Dad, can I try calling?

Sunrise found us sitting against the base of two ancient southern oaks overlooking a recently harvested stand of pines while the two boys watched the spring woods come alive for the first time. Not long after first light, Jeff motioned that turkeys were in sight. Josh and I watched as a quartet of hens came into view feeding across the clear-cut. Shortly after, they were followed by seven does that filtered along the same path. Both boys practiced yelps on box calls, my son on one I’d purchased as a teenager. After two hours, the attention span of the 6 and 7-year-old boys was exhausted, so Jeff and I rewarded their perseverance with breakfast at the golden arches. I smiled, seeing the relief on their faces from no longer being still and quiet.

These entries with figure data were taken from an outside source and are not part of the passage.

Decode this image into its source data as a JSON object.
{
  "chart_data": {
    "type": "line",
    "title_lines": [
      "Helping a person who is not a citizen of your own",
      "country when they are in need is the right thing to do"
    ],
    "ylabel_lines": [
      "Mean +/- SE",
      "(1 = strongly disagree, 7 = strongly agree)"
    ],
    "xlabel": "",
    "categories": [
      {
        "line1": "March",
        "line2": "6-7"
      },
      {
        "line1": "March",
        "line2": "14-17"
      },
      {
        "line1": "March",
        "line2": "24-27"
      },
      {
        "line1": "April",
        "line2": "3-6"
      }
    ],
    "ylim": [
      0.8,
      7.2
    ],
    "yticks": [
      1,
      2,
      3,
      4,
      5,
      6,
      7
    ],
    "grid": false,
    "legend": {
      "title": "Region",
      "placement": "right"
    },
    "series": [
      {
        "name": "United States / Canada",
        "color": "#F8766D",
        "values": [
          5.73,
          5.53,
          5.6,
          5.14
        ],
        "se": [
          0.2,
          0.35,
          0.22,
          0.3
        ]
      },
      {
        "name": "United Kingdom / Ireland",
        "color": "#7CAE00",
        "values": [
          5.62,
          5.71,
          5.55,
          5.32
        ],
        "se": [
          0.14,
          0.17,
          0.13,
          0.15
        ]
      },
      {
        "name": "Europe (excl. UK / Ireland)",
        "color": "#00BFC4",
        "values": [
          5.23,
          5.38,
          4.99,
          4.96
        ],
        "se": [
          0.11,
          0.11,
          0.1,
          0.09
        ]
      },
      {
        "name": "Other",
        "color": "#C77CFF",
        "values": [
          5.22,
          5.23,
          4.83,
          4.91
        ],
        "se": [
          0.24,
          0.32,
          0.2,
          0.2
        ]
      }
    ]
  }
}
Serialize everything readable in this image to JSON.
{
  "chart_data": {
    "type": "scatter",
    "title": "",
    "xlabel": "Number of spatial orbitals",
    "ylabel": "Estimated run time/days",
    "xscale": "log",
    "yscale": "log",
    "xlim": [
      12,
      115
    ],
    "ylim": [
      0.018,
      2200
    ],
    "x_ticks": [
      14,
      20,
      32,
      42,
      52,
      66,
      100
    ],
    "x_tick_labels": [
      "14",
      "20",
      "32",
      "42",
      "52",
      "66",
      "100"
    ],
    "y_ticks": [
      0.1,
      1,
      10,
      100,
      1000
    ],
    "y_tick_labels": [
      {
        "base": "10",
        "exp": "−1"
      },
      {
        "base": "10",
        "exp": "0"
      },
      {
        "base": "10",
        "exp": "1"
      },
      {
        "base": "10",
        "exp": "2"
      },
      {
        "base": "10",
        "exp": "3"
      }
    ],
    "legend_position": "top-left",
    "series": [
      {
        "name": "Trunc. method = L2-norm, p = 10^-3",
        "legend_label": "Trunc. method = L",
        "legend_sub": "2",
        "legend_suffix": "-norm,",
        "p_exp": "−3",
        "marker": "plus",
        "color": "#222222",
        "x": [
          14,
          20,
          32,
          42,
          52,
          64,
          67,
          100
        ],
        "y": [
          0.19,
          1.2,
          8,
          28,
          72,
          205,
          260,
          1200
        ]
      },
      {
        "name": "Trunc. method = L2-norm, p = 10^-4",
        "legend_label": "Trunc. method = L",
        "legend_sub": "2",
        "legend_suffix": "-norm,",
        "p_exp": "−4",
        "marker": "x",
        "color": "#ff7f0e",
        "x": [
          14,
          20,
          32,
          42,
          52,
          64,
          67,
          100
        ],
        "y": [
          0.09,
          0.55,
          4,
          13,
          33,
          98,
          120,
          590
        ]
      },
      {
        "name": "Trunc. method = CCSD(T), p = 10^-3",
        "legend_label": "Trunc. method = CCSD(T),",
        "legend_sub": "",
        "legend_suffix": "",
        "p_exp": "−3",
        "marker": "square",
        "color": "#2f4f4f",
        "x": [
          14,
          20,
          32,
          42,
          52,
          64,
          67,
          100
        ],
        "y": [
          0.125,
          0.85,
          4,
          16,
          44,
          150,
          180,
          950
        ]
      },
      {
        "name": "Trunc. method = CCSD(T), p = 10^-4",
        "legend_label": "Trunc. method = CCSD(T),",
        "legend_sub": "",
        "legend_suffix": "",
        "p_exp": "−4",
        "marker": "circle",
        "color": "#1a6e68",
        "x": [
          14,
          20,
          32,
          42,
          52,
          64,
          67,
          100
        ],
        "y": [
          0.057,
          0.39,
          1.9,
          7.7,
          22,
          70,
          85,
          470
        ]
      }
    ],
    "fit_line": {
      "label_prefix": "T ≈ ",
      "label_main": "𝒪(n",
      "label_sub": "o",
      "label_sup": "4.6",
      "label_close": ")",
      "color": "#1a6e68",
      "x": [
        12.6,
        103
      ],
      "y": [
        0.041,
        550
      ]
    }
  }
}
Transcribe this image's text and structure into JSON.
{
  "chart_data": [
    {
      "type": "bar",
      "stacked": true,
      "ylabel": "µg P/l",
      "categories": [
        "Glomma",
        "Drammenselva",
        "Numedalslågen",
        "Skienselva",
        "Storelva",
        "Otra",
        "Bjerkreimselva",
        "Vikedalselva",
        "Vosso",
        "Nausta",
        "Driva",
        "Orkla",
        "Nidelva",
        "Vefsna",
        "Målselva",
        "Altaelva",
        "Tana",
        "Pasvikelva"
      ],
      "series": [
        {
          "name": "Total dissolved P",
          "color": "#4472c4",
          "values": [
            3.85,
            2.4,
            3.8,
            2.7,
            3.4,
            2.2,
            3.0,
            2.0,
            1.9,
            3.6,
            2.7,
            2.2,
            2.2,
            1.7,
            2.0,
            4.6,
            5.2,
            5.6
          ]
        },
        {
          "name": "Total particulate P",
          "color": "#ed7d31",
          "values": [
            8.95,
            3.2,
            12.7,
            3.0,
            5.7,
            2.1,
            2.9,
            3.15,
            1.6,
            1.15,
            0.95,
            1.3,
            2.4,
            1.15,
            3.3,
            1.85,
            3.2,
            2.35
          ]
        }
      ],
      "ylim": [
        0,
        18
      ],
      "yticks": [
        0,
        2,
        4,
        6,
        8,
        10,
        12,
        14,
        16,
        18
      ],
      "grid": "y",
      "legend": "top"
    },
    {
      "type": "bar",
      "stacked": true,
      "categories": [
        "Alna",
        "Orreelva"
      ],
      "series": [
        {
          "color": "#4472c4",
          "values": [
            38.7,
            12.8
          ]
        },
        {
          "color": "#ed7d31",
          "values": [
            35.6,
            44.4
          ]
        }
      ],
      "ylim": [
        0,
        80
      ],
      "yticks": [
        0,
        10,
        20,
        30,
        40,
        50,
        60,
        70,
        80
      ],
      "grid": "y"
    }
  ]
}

Photo courtesy of Matt Hammond.
Photo courtesy of Matt Hammond.

Dad, can I try the call with the stick?

Our midday hunt started off on top of a knob where Jeff had been getting regular trail-cam pics of a gobbler showing off in the early afternoon sun. This spot yielded only a distant, preoccupied jake and one napping boy. We decided to relocate to the lee of the hill to get out of the stiff wind blowing across the top. Once resettled Josh asked to try the pot call. With a little tutelage on how to hold the striker, I was impressed by how quickly he was picking up the basics of calling. With my son scratching on the slate, I was caught in a mental lapse when a loud “putt” snapped my attention from my phone to a couple of curious hens who had slipped inside 15 yards to inspect the source of the calls.

Dad, what do turkeys eat?

Lunch at Chick-fil-A filled our hungry stomachs and gave the boys another outlet for their pent-up energy. By our third hunt of the day point, both boys’ capacity for remaining still and quiet was shot. As the sun sunk low on the horizon, Josh and I covered what turkeys eat and where they sleep at night before calling it a day and heading to meet Jeff’s daughter for dinner. By the time we settled into our motel beds, the effects of the day had drained the boys’ youthful exuberance and neither had any problems being still and quiet.

Dad, come check this out!

The second and last morning of our hunt only turned up one hen, but before we headed back home, Jeff took the boys to the back of the property, where a secluded creek and waterfall hid. On our way we somehow snuck up on a group of does oblivious to the antics of two boys stomping out dirt clods. Watching the boys romp through the creek and explore its banks provided the perfect ending to their adventure.

On the drive back home my son and I were both riding on the high of an experience that neither of us would soon forget. I’d be lying if I said that it was easy to push down the desire in me to kill a bird to ensure my son enjoyed his time outdoors. He may or may not have the same passion for hunting or the outdoors that I have, but the lessons he learns from our time spent together will hopefully carry with him wherever his own passions take him.